The second approach is referred to as reinforced learning. Its purpose is to have a machine make the best decisions, based on the feedback it receives from the environment and its actions.
For example, it applies to advertisers when bidding to buy ads. Auction systems are very complicated.
Even specialists often have problems with determining the optimal rate that will allow them to achieve their desired results at the lowest cost. A machine will also meet similar problems at the beginning of its journey.
However, unlike a human being, it can work and bid 24 hours a day in a simulation environment. It can also learn much, much faster than a human. Based on the results of their auction simulations, it can learn how to bet the most effectively, and thus, how to win the auction.
New jobs and new tasks
Of course, deep learning algorithms learn the same way people do. But unlike them, the machine learns incomparably faster and is able to analyze unimaginable amounts of data.
They also don’t get sleepy and don’t make too many mistakes. Does it mean that machines while outperforming humans will also take their jobs? Not exactly!
According to the World Economic Forum, 65% of children entering primary school today will end up in jobs that currently don’t exist. The current rate of AI development enables more companies to look for more IT specialists, data analysts, and programmers.
Next year we will probably have a boom of new job offers for data scientists – a position that has not been very popular so far.
By now we can observe how AI based solutions go hand in hand with human specialists. For example, IBM’s Watson uses the cloud-based supercomputer to analyze huge amounts of data (notes, studies, pictures) to recommend best possible treatment for cancer.

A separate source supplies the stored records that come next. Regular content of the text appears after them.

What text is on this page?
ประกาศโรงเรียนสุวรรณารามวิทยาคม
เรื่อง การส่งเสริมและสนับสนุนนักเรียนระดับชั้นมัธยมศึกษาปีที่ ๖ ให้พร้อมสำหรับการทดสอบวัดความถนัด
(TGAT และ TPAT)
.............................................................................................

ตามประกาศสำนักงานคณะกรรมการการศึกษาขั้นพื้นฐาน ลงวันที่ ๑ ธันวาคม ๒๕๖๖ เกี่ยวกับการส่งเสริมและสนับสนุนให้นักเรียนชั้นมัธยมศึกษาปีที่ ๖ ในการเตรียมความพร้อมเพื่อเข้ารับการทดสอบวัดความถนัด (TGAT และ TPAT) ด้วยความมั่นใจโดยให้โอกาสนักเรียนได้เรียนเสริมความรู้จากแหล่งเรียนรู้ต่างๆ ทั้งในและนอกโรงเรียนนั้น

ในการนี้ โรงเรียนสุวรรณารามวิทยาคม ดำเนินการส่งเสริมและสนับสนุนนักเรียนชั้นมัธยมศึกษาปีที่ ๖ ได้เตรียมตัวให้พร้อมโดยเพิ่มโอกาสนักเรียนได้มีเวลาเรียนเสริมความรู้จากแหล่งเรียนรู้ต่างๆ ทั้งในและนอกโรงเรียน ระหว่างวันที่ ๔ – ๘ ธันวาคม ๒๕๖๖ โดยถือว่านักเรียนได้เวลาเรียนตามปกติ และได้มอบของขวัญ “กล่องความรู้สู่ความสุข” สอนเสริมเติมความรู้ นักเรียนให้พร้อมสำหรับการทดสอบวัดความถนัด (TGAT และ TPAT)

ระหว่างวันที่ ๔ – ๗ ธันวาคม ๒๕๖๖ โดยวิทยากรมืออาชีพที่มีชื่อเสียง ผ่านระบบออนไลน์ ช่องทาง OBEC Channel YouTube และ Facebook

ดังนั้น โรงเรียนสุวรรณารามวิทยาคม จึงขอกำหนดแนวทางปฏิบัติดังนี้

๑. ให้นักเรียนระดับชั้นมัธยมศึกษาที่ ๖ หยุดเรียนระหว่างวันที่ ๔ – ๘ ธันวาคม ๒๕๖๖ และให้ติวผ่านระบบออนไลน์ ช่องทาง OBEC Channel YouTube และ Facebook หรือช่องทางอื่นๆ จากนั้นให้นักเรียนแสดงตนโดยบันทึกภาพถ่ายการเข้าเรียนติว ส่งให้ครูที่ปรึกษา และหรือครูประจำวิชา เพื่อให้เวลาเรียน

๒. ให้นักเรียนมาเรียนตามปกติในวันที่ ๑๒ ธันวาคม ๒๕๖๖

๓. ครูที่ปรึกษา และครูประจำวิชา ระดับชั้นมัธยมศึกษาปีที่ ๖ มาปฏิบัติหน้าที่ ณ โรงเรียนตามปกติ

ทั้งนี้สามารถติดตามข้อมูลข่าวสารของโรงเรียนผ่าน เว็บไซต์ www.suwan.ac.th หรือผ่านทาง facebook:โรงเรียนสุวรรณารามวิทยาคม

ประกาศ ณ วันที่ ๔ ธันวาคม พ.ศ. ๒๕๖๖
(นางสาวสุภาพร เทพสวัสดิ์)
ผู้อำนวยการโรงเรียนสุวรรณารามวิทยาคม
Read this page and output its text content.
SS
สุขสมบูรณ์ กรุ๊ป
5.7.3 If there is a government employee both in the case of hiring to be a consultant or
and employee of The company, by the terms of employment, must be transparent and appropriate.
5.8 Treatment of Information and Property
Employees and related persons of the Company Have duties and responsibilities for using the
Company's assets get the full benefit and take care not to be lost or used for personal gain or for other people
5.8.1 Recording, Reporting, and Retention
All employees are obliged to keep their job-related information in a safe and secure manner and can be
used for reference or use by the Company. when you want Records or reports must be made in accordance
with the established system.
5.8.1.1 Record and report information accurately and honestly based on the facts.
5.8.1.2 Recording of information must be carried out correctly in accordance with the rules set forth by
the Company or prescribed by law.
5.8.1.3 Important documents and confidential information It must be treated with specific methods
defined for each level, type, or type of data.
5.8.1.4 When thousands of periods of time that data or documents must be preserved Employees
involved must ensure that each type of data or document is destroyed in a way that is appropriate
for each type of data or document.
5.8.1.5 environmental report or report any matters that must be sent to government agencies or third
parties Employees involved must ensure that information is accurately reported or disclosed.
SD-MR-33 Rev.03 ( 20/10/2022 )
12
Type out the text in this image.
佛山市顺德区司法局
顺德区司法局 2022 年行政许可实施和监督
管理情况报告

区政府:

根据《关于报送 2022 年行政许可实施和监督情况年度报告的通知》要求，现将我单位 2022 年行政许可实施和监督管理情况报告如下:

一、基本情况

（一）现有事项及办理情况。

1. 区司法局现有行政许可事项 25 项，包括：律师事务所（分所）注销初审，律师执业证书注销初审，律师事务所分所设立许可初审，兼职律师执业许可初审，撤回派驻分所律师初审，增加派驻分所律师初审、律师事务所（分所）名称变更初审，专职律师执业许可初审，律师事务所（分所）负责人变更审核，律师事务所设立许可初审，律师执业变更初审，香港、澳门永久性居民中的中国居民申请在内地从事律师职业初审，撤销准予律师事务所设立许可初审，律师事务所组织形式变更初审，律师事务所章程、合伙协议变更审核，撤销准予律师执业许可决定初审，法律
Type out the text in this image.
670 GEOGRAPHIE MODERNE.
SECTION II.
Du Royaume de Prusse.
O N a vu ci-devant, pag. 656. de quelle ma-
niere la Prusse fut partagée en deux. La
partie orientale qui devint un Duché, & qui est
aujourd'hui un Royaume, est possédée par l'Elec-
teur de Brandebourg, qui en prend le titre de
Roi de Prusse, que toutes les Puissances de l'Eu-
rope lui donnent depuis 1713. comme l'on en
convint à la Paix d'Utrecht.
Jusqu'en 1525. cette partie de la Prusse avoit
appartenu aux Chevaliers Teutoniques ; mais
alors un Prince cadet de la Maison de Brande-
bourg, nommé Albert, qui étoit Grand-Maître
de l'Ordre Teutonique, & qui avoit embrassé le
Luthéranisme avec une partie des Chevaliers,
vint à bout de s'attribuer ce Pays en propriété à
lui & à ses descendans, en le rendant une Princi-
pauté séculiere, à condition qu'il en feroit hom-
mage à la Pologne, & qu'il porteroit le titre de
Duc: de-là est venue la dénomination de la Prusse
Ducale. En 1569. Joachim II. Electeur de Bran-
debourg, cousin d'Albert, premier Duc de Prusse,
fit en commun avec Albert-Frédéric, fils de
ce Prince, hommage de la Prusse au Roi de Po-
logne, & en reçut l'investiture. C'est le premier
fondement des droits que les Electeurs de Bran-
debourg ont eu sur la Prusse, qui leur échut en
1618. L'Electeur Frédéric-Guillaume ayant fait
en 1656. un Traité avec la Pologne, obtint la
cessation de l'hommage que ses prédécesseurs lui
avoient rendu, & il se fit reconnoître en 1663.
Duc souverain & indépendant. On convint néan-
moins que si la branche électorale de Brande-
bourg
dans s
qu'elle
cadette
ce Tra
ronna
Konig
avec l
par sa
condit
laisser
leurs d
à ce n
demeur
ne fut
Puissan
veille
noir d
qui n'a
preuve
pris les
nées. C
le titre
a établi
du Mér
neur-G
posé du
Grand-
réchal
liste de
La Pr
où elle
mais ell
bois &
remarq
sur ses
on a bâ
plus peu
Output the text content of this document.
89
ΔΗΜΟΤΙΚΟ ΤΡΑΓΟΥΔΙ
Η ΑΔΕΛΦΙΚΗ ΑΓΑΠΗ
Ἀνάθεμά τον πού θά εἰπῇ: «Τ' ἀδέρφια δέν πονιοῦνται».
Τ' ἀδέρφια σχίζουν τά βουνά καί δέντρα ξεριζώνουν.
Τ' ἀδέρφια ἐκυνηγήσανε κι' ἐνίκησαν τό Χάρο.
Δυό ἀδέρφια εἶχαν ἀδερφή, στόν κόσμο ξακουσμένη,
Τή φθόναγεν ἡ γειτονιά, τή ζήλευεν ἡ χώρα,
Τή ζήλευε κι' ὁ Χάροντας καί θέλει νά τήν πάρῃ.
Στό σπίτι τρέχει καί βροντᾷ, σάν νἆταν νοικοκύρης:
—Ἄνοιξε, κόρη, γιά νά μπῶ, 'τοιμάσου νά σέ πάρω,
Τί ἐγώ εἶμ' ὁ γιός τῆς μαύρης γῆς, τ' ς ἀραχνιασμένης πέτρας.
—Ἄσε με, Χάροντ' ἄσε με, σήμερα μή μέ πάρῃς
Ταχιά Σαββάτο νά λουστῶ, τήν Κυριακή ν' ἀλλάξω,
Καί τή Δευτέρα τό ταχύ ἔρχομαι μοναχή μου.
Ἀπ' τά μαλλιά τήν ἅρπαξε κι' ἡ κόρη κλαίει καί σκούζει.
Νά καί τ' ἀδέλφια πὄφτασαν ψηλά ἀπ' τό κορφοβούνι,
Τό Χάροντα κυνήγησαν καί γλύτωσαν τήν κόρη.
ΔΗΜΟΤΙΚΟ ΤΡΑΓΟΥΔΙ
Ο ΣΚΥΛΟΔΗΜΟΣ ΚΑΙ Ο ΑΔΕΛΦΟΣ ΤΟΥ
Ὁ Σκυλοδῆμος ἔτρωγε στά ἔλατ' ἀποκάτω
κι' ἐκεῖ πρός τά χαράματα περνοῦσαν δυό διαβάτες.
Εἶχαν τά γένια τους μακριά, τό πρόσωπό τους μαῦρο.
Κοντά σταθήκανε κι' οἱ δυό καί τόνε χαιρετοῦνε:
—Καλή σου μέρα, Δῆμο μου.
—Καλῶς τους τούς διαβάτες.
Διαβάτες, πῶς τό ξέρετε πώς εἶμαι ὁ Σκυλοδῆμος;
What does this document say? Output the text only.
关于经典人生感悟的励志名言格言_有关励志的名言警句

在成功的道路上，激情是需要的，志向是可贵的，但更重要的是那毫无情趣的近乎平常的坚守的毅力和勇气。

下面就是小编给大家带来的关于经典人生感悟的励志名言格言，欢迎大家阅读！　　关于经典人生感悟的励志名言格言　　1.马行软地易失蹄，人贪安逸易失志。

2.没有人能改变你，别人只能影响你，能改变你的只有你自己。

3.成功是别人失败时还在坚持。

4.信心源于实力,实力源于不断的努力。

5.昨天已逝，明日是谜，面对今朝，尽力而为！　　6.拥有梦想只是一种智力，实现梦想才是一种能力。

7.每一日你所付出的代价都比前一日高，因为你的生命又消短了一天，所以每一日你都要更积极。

Other example is Stanford’s algorithm, which can diagnose lung condition based on X-ray pictures.
2017 innovations will be enhanced in 2018
The ultimate goal for deep learning is to make our lives easier and our work more effective. Therefore, the use of AI is no longer a standard, but a necessity for companies that want to be competitive on a global market.
It is not about the ability to personalize or improve the capabilities of a final product, but also about a range of other indirect product activities – such as the collection and analysis of data. Companies now have such a large amount of data to analyze that they do not keep up with processing.
This directly affects the decisions made by their employees, and consequently financial results. Companies that are specialized in collecting and analyzing data for various businesses will play an increasing role.
Companies with larger budgets will use AI in turn to suggest what to offer customers, recommend terms to give suppliers, and instruct employees on what to say and do – in real time.
It must also be assumed that many new startups will arise soon, offering solutions based on self-learning algorithms, as this technology is going to spread.
AI had already become a part of our lives in 2017 while the coming years will focus on developing AI-based technologies that will replace humans in many difficult tasks, ultimately making our lives a lot easier.
But there is still a lot of work ahead of us.